Avevo lavorato fino a tardi ed ero pronto a staccare e tornare a casa. Mentre
guidavo lungo il ritorno, cominciò a piovere e ben presto stava venendo giù a
secchiate.
Vidi un ragazzo che faceva l’autostop: mi fece pena e così mi fermai. Lui saltò in macchina, era fradicio di pioggia.
Disse:
“Ti ringrazio, mi dispiace che sono tutto bagnato.”
Allora allungai il braccio al sedile posteriore e presi il borsone da ginnastica.
“Vedi cosa c’è dentro, - gli dissi – dovrebbe esserci un asciugamano.”
In un lampo lui si liberò dei vestiti. Lo guardai, mentre si asciugava: aveva un fisi-co magro, ma davvero ben fatto. Si era rasato del tutto i peli del pube, il che gli faceva apparire il cazzo ancora più grosso. Era circonciso e pur così molle doveva essere perlomeno sui dodici centimetri. Aveva due coglioni davvero voluminosi per un ragazzo della sua taglia. Anche lo scroto era rasato.
Il ragazzo si mise il mio sospensorio e si avvolse il telo attorno alla testa per asciugarsi i capelli. Allora gli dissi che abitavo dietro l’angolo e che potevamo
andare a casa mia, così avrebbe asciugato i vestiti nel mio essiccatore. Accettò.
Una volta arrivati, misi le sue cose nell’essiccatore e gli preparai un drink.
“Grazie”, disse lui e prese a fare il giro del soggiorno, ammirando i miei quadri.
Con addosso solo il sospensorio, avevo un’ottima visuale del suo culo: le chiappe erano tonde e sode.
Si volse verso di me e chiese:
“Come posso ripagarti?”
Ma prima che avessi tempo di rispondere, il temporale raggiunse il suo culmine e la corrente andò via. Allora, accesi un paio di candele e guardammo fuori dalla
finestra, arrivando alla conclusione che la cosa migliore sarebbe stato aspettare che quella bufera cessasse.
Ci sedemmo sul divano e io decisi di fare la mia mossa.
“Non c’è bisogno che mi ripaghi.”, gli dissi.
“Posso farti un massaggino, - rispose però lui – Dai, togliti i vestiti e lascia che te lo mostri.”

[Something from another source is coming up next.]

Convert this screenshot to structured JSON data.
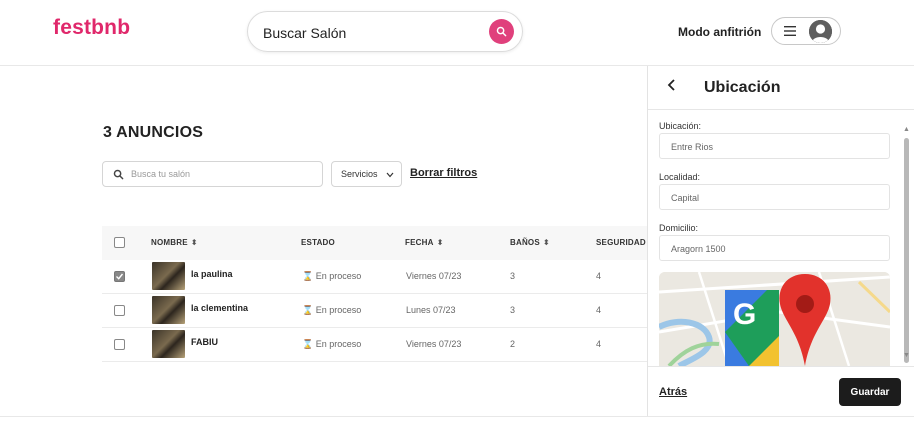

Allora mi spogliai fino alle mutande e lui mi si mise a cavalcioni, iniziando a farmi uno dei migliori massaggi che abbia mai ricevuto. Non solo era piacevole, ma mi eccitava sapere che il suo uccellone premeva giusto dietro di me. Gli dissi che avevo bisogno di farmi massaggiare anche più in basso. Lui aveva delle dita
magiche: la mia schiena non era mai stata così bene.
D’un tratto, cominciò a muovere a cerchio le dita, infilandomele sotto la cintura delle mutande. I cerchi andavano sempre più a fondo, finché me lo ritrovai
praticamente con le mani che mi impastavano le chiappe. Mi sentivo il cazzo che aveva bisogno di liberarsi dalla prigionia degli slip. Allora sollevai il bacino e mi raddrizzai l’uccello, che scattò turgido in tutti i suoi centimetri.
Solo che nel farlo, il ragazzo mi prese saldamente per i fianchi e mi tenne
sollevato. Mi sentii il suo cazzo premuto contro il culo.
“Fottimi, dai.”, gli dissi.
Lui mi strappò le mutande di dosso, gettandole a terra e io le vidi atterrare sul pavimento, subito seguite dal sospensorio che indossava lui. Lo sentii sputare e lubrificarmi il culo; poi mi infilò dentro un dito e sputò di nuovo. Fu la volta del suo cazzo a penetrarmi: era lungo ben oltre venti centimetri.
Gridai, mentre me lo ficcava dentro. Era un selvaggio: mi sbatté nel culo tutto il suo nerchione e subito dopo lo tirò fuori: mi sollevò le gambe e mi penetrò nuovamente, facendomi gemere di piacere.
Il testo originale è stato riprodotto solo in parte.